If you don’t like the way Google’s ‘sections’ are labeled, consider making your first photo in each section a ‘title slide’ … add a prominent text overlay and your visitors won’t even notice Google’s heading.
This is actually worth doing anyway, as visitors from Google Maps and the SERPs will often end up viewing all your photos as one long slideshow gallery… see below… so a series of ‘section header slides, with your logo and title of some sort… will break it up and help the visitors understand what they’re looking at!
The main thing is, don’t use Google labels as an excuse not to load photos!
You’re a photographer marketing a photography business so your visitors are going to expect to see a lot of photos… so load plenty of photos! At least 4-5 to each section.
One final tip is to rename each photo you load with a relevant keyword tag. It’s not a massive benefit if you only load the 3 basic identity photos, but if you use the additional photo sections, this can really add up.

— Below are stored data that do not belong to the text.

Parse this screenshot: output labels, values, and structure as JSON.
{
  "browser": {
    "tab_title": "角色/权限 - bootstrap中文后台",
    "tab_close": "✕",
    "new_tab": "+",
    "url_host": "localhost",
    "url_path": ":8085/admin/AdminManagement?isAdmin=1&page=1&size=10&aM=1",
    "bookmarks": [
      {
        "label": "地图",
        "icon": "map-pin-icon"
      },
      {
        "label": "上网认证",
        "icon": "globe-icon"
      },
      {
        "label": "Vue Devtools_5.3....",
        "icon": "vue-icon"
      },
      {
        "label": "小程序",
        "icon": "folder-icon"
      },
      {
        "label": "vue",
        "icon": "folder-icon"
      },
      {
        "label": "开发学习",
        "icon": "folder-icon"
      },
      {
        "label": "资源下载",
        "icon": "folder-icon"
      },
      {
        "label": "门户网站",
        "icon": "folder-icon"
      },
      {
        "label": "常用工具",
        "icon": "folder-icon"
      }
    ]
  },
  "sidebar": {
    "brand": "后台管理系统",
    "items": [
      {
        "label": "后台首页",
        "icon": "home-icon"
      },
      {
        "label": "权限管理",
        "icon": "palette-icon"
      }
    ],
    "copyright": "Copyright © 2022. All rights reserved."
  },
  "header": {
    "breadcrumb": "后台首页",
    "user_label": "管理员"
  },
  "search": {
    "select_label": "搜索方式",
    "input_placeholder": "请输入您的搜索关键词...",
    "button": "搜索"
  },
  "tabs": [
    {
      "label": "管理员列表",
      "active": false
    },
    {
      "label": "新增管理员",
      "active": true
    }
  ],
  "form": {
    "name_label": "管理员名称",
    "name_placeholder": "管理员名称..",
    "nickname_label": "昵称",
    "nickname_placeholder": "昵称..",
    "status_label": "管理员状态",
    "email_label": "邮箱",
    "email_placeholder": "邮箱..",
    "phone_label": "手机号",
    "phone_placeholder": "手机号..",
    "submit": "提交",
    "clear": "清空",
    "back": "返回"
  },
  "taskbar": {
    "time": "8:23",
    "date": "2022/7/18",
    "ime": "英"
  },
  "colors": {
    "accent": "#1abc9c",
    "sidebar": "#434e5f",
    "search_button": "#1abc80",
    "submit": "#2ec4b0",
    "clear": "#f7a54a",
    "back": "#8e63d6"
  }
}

So going back to our earlier example, something like CairnsWeddingPhotographySample1.jpg is going to add a bit more SEO juice to your listing than a generic pic1234.jpg.
Once you’ve add a heap of photos, you’re done editing, so save your changes and check your page carefully.
If you go to the Edit Info tab and scroll to the bottom, you’ll see a link to View Your Business On Google… click that to check your work.
The most important tip I can give you here is one I learned the hard way, through too many years of making the same mistake myself…
Do this properly now, while you’re here,
And don’t kid yourself you’ll come back and fix it or finish it later.
It never happens!
Do it right and do it once.
- Check your Name, Address and Phone details… get them exactly how you want them then make a text copy you can use everywhere else.
- Add lots of written content NOW… your USP/Intro, your detailed services list, your summary and CTA… use words and phrases a potential buyer might use to find a photographer just like you!
- Then get creative and load at least three good sets of photos… use these free photo galleries to set really yourself apart from the crowd!
Spend even one hour doing this and you are going to be light-years ahead of most photographers out there.
Again I’ve got to stress that it’s not often you’ll find such valuable online marketing real estate available anywhere… especially for free.
The fact that it’s Google is making it available is even more amazing… they usually prefer businesses to spend a fortune on paid listings… so my suspicious nature makes me think it won’t be so freely available forever.
So make sure you grab your business listing and get it set up fast… while you can… and while so many other photographers are lagging behind.
This is quite literally money on the bank for ANY photographer looking for local photography jobs, so make sure you get your share!